Splurge on dinner at one of Reykjavik’s best restaurants, such as Dill for elevated “new Nordic” cuisine or Grillmarkaðurinn for traditional steak. Alternatively, for a more low-key evening, enjoy dinner with a local family in their home.
Start your day with a relaxing soak at the thermal pools at Laugardalur. In the afternoon, learn all about Iceland’s fascinating history of beer (which was banned from 1915 to 1989) on a tour at a local craft brewery—or opt for an experience that will take you to a few of Reykjavik’s best craft beer bars. If beer is not your thing, consider a visit to Öldur, the country’s only meadery, or Eimverk, the country’s only whisky distillery.
Soak up the day’s excesses with a visit to Bæjarins Beztu Pylsur, Iceland’s best-loved hot dog stand, which has been serving up lamb hot dogs since 1937. Be sure to ask for your dog ein með öllu (“with everything”).
On your last day, delve deeper into Iceland’s culinary heritage.
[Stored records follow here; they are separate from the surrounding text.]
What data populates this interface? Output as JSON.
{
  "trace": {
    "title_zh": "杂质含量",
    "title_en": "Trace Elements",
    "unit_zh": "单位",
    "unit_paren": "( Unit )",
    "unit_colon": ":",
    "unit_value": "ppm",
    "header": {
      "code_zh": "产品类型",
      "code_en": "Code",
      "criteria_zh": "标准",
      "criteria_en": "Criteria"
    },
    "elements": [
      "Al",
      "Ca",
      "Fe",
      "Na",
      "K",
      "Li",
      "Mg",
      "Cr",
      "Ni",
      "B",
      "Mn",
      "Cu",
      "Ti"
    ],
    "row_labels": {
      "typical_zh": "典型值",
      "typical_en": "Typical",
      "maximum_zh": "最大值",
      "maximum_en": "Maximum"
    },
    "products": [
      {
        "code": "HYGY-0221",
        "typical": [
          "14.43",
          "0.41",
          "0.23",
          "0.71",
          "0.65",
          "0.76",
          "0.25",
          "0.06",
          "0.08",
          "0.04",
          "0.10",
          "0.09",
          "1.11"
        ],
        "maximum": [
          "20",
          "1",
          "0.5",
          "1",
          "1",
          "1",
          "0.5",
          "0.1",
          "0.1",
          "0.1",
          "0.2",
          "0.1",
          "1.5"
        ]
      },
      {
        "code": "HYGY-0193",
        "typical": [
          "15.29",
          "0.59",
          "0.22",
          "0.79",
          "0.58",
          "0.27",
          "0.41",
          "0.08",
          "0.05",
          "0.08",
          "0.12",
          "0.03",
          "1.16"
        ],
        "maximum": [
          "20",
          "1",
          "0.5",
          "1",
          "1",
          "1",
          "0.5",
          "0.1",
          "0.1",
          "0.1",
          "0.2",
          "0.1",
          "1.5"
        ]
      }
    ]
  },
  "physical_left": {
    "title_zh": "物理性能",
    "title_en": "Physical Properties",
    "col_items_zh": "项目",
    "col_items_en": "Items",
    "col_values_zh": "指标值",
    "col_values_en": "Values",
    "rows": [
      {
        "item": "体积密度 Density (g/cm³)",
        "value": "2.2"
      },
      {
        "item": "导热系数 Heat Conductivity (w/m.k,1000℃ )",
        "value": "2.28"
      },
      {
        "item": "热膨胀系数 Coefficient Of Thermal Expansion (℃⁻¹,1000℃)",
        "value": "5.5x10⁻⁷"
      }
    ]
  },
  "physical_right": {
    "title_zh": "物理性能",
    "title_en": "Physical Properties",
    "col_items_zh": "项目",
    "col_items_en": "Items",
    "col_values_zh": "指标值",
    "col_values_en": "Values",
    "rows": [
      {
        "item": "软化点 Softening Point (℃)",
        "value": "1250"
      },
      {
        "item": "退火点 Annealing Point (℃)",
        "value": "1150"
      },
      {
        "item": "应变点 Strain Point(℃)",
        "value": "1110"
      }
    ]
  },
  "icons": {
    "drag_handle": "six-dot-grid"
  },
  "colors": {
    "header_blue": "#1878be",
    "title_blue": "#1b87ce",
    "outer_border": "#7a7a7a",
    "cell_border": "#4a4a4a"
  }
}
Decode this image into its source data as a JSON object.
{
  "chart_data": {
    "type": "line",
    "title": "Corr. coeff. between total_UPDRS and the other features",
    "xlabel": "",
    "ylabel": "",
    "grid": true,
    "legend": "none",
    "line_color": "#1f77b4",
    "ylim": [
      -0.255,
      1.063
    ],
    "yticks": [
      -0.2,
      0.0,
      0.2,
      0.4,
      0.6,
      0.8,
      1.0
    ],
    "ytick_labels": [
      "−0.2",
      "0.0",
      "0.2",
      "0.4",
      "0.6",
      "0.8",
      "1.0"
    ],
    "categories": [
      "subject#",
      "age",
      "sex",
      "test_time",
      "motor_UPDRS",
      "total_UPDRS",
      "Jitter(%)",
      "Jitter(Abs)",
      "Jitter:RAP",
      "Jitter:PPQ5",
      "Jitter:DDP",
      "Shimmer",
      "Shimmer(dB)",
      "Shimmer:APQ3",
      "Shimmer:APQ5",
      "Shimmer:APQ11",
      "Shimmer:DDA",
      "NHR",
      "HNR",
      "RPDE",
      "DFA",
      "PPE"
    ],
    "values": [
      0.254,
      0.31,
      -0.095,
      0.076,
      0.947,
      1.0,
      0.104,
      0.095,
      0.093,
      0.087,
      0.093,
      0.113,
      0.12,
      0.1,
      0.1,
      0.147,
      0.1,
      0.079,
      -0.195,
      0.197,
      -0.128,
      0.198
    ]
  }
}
Embark on a sea angling tour, where you can catch your own lunch; learn how Icelanders grow fresh vegetables during the long dark winters with a visit to Friðheimar farm; or taste bread made with geothermal energy at Laugarvatn Fontana. The greenhouse and bakery are around 80 minutes east of Reykjavik and can be visited as part of a Golden Circle tour from the city.
Spend your final night in Reykjavik like a true Icelander by going on a runtur (“pub crawl”) downtown. Don’t leave the country without trying its signature distilled beverage: Brennivín, which loosely (and appropriately) translates to “burning wine” and is also known as “black death.”